Aldobrandi sorrise tra sé e disse a Cavour: «Ah, amico mio, che bella cosa la gioventù!».
Remo divorava le poche centinaia di metri che lo separavano dall'approdo; finalmente quel benedetto traghetto stava per ormeggiare e tra pochi istanti avrebbe rivisto Sabrina! Gli sembrava che fossero passati secoli dall'ultima volta che l'aveva abbracciata. Il ricordo del suo corpo flessuoso e della sua cascata di capelli biondissimi gli faceva palpitare il cuore, per non parlare del suo esuberante cervello che più di una volta lo aveva tratto fuori dai guai. Eh sì, quella ragazza era fatta proprio per lui! Peccato che lei nicchiasse ancora e che facesse orecchie da mercante ogni volta che lui proponeva di regolarizzare la loro posizione. Anche se ormai abitava con lei dalla conclusione del caso Crisci, sentiva il bisogno di legalizzare la loro unione, anche per non dover più subire le occhiatacce di assoluta disapprovazione della portinaia del suo studio in Piazza di Pasquino, che più di una volta l'aveva accusato senza mezzi termini di vivere nel "peccato"!
Finalmente le operazioni di attracco si erano concluse e la passerella era stata calata. Qualche attimo dopo una familiare cascata di capelli biondi colpì l'attenzione di Remo e Sabrina, inguainata in un paio di ridottissimi shorts, scese dalla passerella e si diresse sorridendo verso il giovanotto che sembrava essersi pietrificato alla vista di tutto quel bendidio.
All'improvviso Remo ritrovò la voce e le capacità motorie e si precipitò a stritolare la ragazza in un abbraccio da orso.
«Piano, piano, Remo; così mi spezzi le ossa! Anche a me sei mancato maledettamente, sai?».
Il pomo d'Adamo del giovanotto andò furiosamente su e giù e finalmente si udì la sua voce strozzata dall'emozione: «Oh, Sabrina! Mi sembra un secolo che non ti vedo! Ma vieni, voglio farti vedere le bellezze dell'isola; è un posto magnifico, sai?».
«Aspetta, Remo, devo recuperare i bagagli; e poi voglio presentarti Giulio».
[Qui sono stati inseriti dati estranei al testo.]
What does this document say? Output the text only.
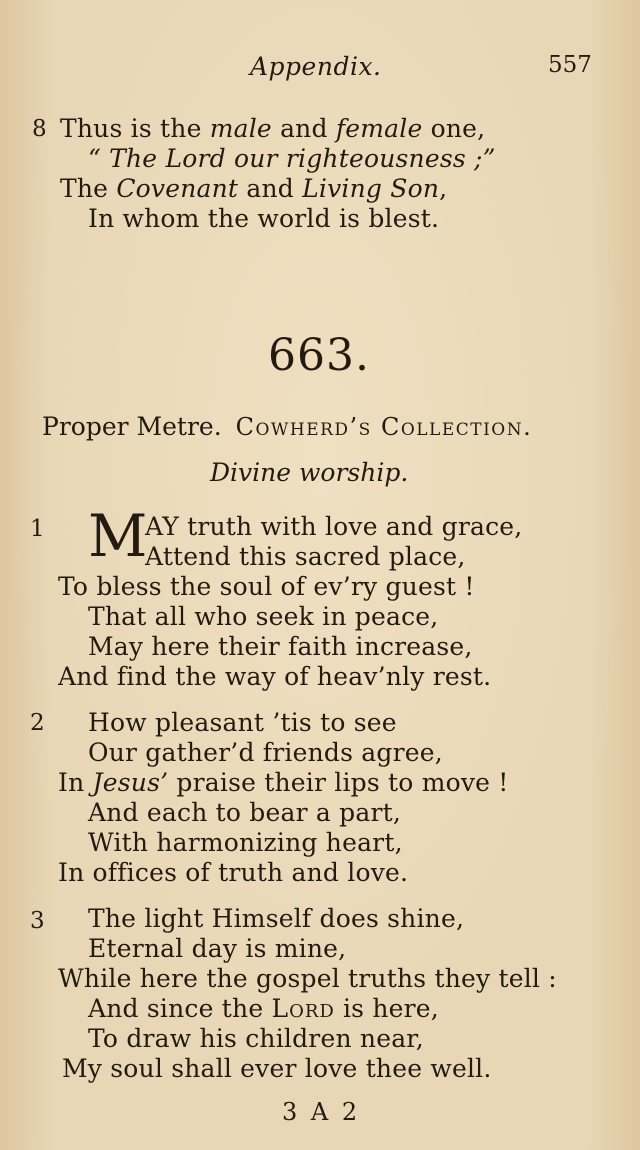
Appendix.	557
8 Thus is the male and female one,
“ The Lord our righteousness ;”
The Covenant and Living Son,
In whom the world is blest.
663.
Proper Metre. Cowherd’s Collection.
Divine worship.
1 M
AY truth with love and grace,
Attend this sacred place,
To bless the soul of ev’ry guest !
That all who seek in peace,
May here their faith increase,
And find the way of heav’nly rest.
2 How pleasant ’tis to see
Our gather’d friends agree,
In Jesus’ praise their lips to move !
And each to bear a part,
With harmonizing heart,
In offices of truth and love.
3 The light Himself does shine,
Eternal day is mine,
While here the gospel truths they tell :
And since the Lord is here,
To draw his children near,
My soul shall ever love thee well.
3 A 2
Le antenne di Pancaldi vibrarono pericolosamente; chi cavolo era questo Giulio? Gli era sembrato che la voce di Sabrina si addolcisse mentre pronunciava quel nome.
Intanto la ragazza si era diretta verso un ragazzo allampanato che la fissava con aria adorante e che reggeva con visibile fatica la valigia più mastodontica che Pancaldi avesse mai visto. Vederlo e provare per lui un'assoluta e irrazionale antipatia fu tutt'uno per Remo.
«Ecco Remo, ti presento Giulio Ansaldi; abbiamo fatto il viaggio insieme e mi ha aiutato con la valigia. E' qui in viaggio di istruzione; pensa che parla perfettamente il greco!».
La voce di Ansaldi, che era diventato rosso fino alle orecchie, si fece sentire con uno sgradevole timbro metallico: «Ma è stato un piacere, Sabrina; sa che sono a sua disposizione!».
L'antipatia di Remo per Ansaldi si faceva ogni attimo più violenta e feroce; gli si rivolse sgarbatamente, strappandogli letteralmente di mano il valigione che doveva pesare non meno di trenta chili: «Grazie, Ansaldi, ma adesso ci penso io a Sabrina!».
Trascinando furiosamente il maledetto valigione con una mano e la ragazza con l'altra, Remo si diresse verso una delle carrozze per turisti che si trovavano nella piazza e, dopo aver issato i "bagagli" di Sabrina, ve la fece accomodare e le chiese, cercando di calmare l'attacco di gelosia omicida che l'aveva pervaso: «Ti va di fare un giro panoramico, prima di andare in albergo?».
E al cenno di assenso della ragazza, proseguì: «Ma non dobbiamo stare qui solo una settimana? Che c'è dentro questa valigia? Tutta Roma?».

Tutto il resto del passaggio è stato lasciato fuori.